Für Paschold kam die Opposition gegen das Projekt nicht ganz überraschend. „Wir haben auch mit Widerstand gerechnet“, sagte er. „Was wir jedoch zum Teil in bestimmten politischen Strömungen beobachten können, übersteigt das Maß. Dies betrifft jedoch nicht nur unser Projekt.“

Warum gerade der Reinhardswald?

Doch warum wählte der Betreiber gerade den Reinhardswald – Hessens größtes zusammenhängendes Waldgebiet – als Baustandort? Nach Aussage von Paschold sind hier ausgewiesene Windvorrangflächen des Regionalplans der Region.

„Die Ausweisung dieser Flächen wurde von einer breiten politischen Mehrheit (fast einstimmig) beschlossen und spiegelt den gesellschaftlichen Willen wider“, so der Betreiber. Er habe die Bauflächen so ausgewählt, dass möglichst geringfügig in Natur und Umwelt eingegriffen werden muss. „Zudem spielt die energetische Konfiguration dabei eine Rolle“, sagte Paschold mit Blick auf den zu erwartenden Windertrag.

Spuren der Bauarbeiten. Foto: Rettet den Reinhardswald

Leineke nannte einen weiteren möglichen Grund für die Standortwahl. Der Reinhardswald sei ein gemeindefreies Gebiet und gehört dem Hessenforst an. Daher gehen dort „Genehmigungsverfahren leichter von der Hand“.

Vor- und Nachteile

Ob man in dem künftigen Windpark im Reinhardswald mehr Vorteile oder mehr Nachteile erkennt, liegt an der Perspektive des Betrachters. Als Betreiber der Anlagen sieht Paschold den Vorteil, dass diese in Zukunft „die Region und auch das Übertragungsnetz mit regenerativer Energie versorgen“ können.

„Die Anlagen werden einen sehr guten Beitrag zur Energieunabhängigkeit und zur CO₂-Vermeidung beitragen. Durch die enge Einbindung regionaler Akteure wie Kommunen, Stadtwerke und Energieversorger bleibt auch die Wertschöpfung in der Region“, erklärte Paschold. Nachteile kann er bei dem Projekt „nicht erkennen“.

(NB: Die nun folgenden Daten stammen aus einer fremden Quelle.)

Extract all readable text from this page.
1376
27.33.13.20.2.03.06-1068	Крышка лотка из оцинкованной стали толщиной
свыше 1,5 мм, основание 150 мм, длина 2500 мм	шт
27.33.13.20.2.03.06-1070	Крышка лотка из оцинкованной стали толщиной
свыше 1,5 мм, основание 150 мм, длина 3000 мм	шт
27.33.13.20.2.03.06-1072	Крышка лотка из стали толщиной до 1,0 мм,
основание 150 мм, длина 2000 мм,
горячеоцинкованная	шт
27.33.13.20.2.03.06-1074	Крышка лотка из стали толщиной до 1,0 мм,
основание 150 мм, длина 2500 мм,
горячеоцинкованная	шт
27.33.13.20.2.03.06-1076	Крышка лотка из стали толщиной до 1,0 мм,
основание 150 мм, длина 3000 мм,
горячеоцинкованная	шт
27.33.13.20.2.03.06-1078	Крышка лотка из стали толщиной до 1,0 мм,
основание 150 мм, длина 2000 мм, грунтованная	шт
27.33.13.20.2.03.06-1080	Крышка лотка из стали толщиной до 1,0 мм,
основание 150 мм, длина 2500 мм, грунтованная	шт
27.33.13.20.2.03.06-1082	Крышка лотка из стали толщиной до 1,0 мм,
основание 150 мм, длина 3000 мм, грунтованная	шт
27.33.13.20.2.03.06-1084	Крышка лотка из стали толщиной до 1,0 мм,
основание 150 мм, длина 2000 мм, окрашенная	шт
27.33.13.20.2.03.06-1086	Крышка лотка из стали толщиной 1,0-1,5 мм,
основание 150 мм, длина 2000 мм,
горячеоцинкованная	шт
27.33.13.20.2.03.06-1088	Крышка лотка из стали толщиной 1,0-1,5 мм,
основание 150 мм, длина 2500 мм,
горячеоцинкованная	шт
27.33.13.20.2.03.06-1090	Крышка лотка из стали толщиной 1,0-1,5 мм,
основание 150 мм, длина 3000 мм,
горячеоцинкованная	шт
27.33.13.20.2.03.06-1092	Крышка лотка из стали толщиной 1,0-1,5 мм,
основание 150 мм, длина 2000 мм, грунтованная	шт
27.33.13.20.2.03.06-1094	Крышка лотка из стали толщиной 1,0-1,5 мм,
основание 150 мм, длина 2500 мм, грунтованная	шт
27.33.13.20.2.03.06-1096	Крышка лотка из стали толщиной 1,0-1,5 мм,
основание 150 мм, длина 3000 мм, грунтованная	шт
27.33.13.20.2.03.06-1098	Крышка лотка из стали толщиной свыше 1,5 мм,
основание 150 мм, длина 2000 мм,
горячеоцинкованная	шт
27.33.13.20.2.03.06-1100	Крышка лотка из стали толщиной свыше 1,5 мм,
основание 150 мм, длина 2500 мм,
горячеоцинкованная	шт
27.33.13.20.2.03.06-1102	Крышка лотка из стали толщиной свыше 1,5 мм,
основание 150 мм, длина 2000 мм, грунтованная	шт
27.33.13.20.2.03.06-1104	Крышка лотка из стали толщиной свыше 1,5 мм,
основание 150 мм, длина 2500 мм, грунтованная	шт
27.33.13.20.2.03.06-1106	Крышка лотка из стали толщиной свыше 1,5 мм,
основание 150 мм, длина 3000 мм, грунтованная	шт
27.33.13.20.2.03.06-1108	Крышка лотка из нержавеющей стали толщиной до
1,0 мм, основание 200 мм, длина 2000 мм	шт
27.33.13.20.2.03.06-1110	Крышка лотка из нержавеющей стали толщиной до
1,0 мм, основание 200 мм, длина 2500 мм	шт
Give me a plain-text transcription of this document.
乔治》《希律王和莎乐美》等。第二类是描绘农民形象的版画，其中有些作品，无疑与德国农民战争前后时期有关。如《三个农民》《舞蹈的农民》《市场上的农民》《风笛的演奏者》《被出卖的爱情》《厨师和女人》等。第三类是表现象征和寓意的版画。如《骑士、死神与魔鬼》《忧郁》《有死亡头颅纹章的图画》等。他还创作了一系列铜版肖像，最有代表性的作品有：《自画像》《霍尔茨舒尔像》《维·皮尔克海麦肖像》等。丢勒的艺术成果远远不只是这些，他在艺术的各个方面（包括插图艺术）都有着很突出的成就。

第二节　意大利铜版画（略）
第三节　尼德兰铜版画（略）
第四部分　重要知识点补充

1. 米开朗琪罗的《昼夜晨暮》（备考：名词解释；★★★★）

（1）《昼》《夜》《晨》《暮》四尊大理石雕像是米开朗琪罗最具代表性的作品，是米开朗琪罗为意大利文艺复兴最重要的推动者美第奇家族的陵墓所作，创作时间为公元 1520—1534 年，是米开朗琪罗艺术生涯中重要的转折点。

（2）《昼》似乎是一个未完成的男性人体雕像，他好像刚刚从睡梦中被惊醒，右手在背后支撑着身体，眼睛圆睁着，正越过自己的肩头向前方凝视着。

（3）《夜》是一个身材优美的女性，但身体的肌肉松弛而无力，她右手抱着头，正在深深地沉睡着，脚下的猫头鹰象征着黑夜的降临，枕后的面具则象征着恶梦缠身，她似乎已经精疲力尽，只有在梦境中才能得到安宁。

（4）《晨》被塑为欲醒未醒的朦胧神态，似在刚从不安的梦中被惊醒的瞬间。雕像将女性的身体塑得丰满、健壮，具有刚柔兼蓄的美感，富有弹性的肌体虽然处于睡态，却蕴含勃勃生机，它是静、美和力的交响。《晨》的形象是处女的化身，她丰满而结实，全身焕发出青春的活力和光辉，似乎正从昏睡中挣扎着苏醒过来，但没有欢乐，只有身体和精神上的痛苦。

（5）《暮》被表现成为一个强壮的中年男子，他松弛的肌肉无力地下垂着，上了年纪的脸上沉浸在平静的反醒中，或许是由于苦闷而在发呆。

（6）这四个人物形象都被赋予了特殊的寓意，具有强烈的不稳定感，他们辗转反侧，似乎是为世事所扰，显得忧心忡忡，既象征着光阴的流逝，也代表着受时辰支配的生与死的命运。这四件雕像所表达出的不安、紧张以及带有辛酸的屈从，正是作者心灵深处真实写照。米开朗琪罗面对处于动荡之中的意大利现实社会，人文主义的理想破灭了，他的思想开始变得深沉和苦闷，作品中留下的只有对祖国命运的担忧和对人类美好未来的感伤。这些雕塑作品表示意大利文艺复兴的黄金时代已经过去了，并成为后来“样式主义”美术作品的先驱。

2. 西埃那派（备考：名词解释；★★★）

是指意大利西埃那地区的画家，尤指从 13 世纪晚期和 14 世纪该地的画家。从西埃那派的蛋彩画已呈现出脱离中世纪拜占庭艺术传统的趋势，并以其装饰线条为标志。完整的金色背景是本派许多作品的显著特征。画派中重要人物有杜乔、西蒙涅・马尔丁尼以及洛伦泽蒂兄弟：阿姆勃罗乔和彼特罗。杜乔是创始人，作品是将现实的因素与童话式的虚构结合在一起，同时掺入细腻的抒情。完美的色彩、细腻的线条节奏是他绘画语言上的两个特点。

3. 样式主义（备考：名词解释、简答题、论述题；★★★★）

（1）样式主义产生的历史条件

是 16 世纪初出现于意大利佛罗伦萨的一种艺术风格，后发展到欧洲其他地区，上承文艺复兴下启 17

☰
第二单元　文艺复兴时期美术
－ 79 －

Leineke sieht in dem Windkraftprojekt hingegen „keine Vorteile“. Er geht davon aus, dass die versprochenen Gewinne nicht zum Vorschein kommen. Zudem würden die Windkraftanlagen „das Landschaftsbild in einer Tourismusregion zerstören“, was demzufolge eine Bedrohung für den Tourismus an sich bedeutet. Ebenso befürchtet er eine Gefährdung der Grundwasserversorgung der Region und sinkende Immobilienwerte. Er sagte:

Im Reinhardswald finden Sie nach dem Bau der Anlagen keinen ruhigen Fleck mehr.“

Leineke sieht den Reinhardswald auch in Gefahr, da der Brandschutz „nicht organisiert und gewährleistet“ sei. „Ein Brand im Sommer würden den kompletten Wald kosten“, so der Aktivist. Wenn ein Windrad durch Blitzeinschlag oder einen technischen Mangel in Brand gerät, kann die Feuerwehr diesen aufgrund der großen Höhe nicht löschen. Sie kann nur herunterfallende brennende Teile löschen und versuchen, dass der Brand sich nicht in der Umgebung ausbreitet.

Hinzu kommt laut Leineke eine Gefährdung der Moore und der Hochwasserrisikogebiete am Fuße des Waldes durch die Windkraftanlagen. Die 18 Windräder sollen jedoch erst der Anfang sein. Sie „sind der Einstieg für mögliche bis zu 100 Anlagen auf dem Kamm des Reinhardswaldes“, sagte er.